Faith and doubt

The Bible defines faith in strikingly absolute terms:

“Now faith is confidence in what we hope for and assurance about what we do not see.”
— Hebrews 11:1

For years, I lived inside that definition. To believe in God, in the death and resurrection of Jesus, in heaven and hell, was not to speculate but to be certain. I remember how real that certainty felt — as if the ground beneath me could not possibly give way.

Looking back, I can still see why conviction is so attractive. It simplifies life. It gives you direction. There’s something reassuring about being guided by a strong sense of rightness, rather than drifting on vague, half-formed notions. For a time, I admired that in myself and in others — the courage to stand firm, to be sure.

But certainty has a darker side. It divides the world into believers and non-believers, insiders and outsiders. I’ve seen how quickly that division hardens into judgment, superiority, even hostility. History is full of examples where religious certainty did not just separate communities but helped justify oppression and war.
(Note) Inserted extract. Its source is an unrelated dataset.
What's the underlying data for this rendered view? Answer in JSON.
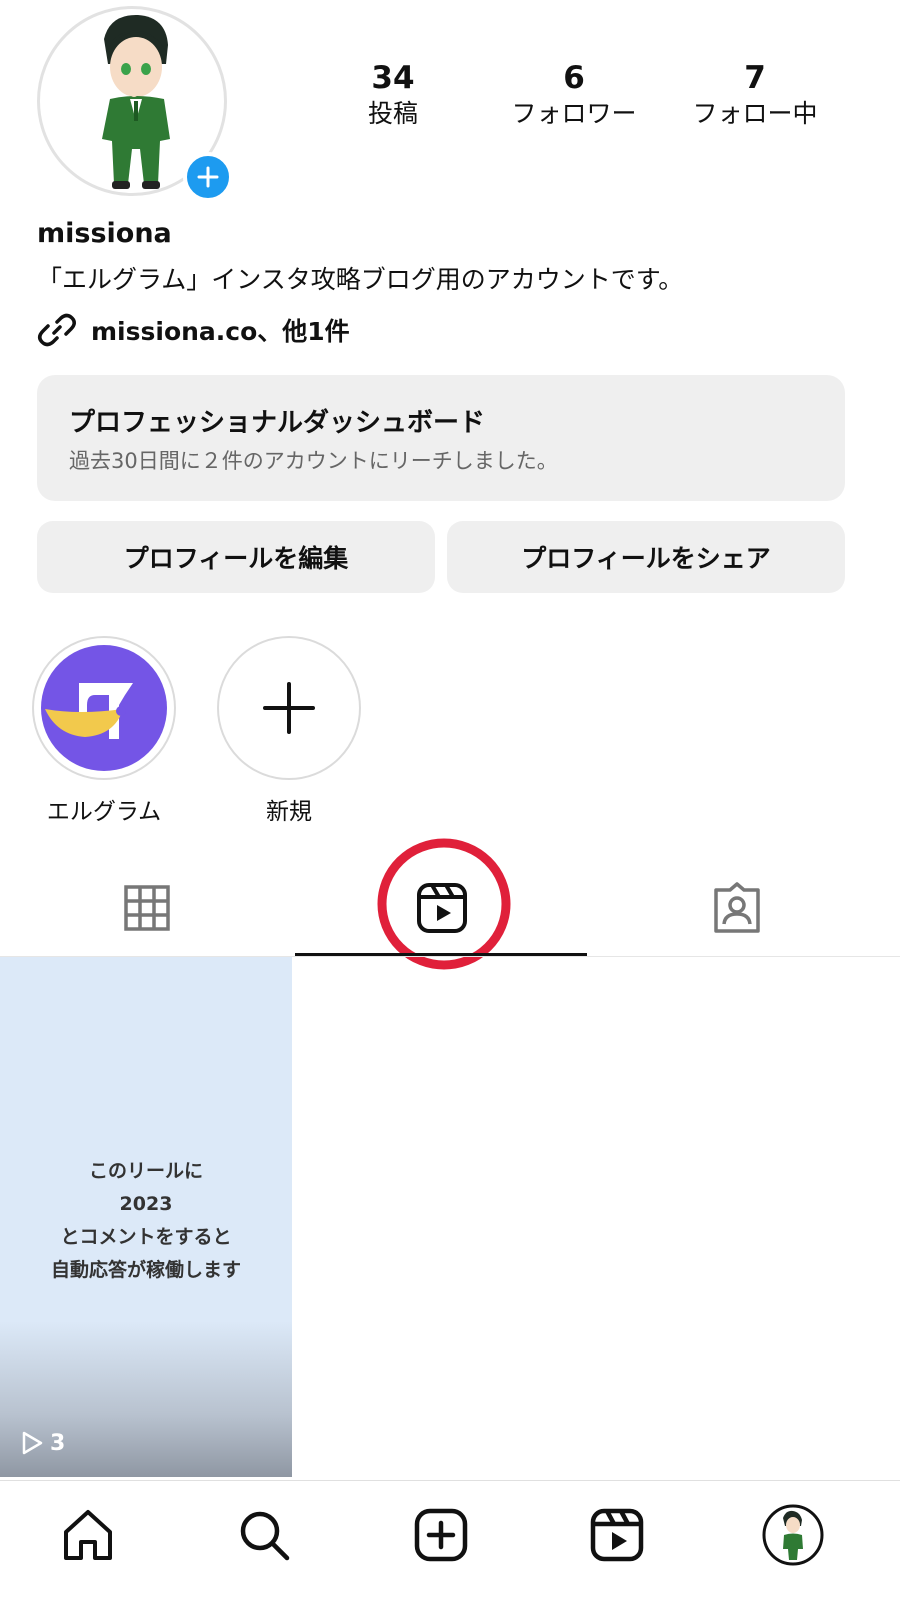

That recognition has been painful for me, because I once participated in the same mindset.

Doubt, by contrast, has never started wars. It doesn’t silence art or suppress science. If anything, doubt has opened doors — for creativity, for discovery, for dialogue. In my own life, doubt has forced me to pause, to ask questions I once thought dangerous. Strangely enough, it has made me more compassionate. To give someone the benefit of the doubt, even in ordinary relationships, is to allow space for understanding rather than condemnation. On a larger scale, when whole cultures are willing to live with doubt, it creates the possibility of cooperation instead of conflict.

For me, the shift from certainty to doubt has not been easy. It feels like stepping off firm ground into open air. But it also feels more honest. Faith, I now see, is not always confidence; it can just as easily be the refusal to face uncomfortable truths. Doubt, far from being weakness, has become — for me — a condition of dignity, the beginning of humility, the chance to meet others without the armour of superiority.

Voltaire once wrote:

“Si Dieu n’existait pas, il faudrait l’inventer.”
If God did not exist, it would be necessary to invent him.

Perhaps he was right. But if we are honest with ourselves, we may also need to invent doubt — not as a threat to our humanity, but as its safeguard.

The Architecture of Reality

What seems eternal is often only the echo of human agreement

Most of us move through life believing that reality is simply “out there”—something fixed and solid, waiting for us to discover it. But over time, I’ve come to see that what we call “reality” is not just given to us; it is made, sustained, and passed on through people.

Think about it: the rules of marriage, the value of money, the rituals of religion or education—none of these fell from the sky. They were created by people, agreed upon, repeated, and eventually treated as if they had always been there. A piece of paper becomes “wealth.” A ceremony becomes “holy.” A set of expectations becomes “the way things are.”

The most fascinating part is that once these human creations are in place, they begin to feel objective, untouchable, almost like laws of nature. We grow up inside them, and they become the air we breathe. By the time we are adults, much of what we take as “normal” or “true” is simply what has been handed down to us.

And yet, these worlds are not neutral. Some people and institutions get to decide which knowledge counts, which voices are heard, which rules are legitimate. That is why two cultures—or even two families—can live in entirely different realities without ever noticing how constructed those realities are.

For the individual, this becomes especially challenging when the world we grew up in collides with the wider world outside. The lessons we learn at home—about trust, love, authority, or shame—are sometimes at odds with what we encounter later in school, work, or society at large. When these two realities clash, it can leave us confused, even broken inside, as if we’re expected to live two lives at once.

I’ve come to believe that the way forward begins with awareness. If we can see that these worlds are made by people, then we gain the freedom to question them. We can decide what to carry with us and what to lay down. We can stop being passive products of two conflicting realities and instead become active authors of our own lives.

At its heart, this is not just about society. It’s about self-knowledge, grace, and the courage to treat ourselves kindly as we sort through the contradictions. The more we learn to accept ourselves, the less power those clashes have to tear us apart.

In the end, we both build the world and are built by it. The challenge is to remain awake to that truth—and to choose, with as much wisdom as we can, the world we want to live in.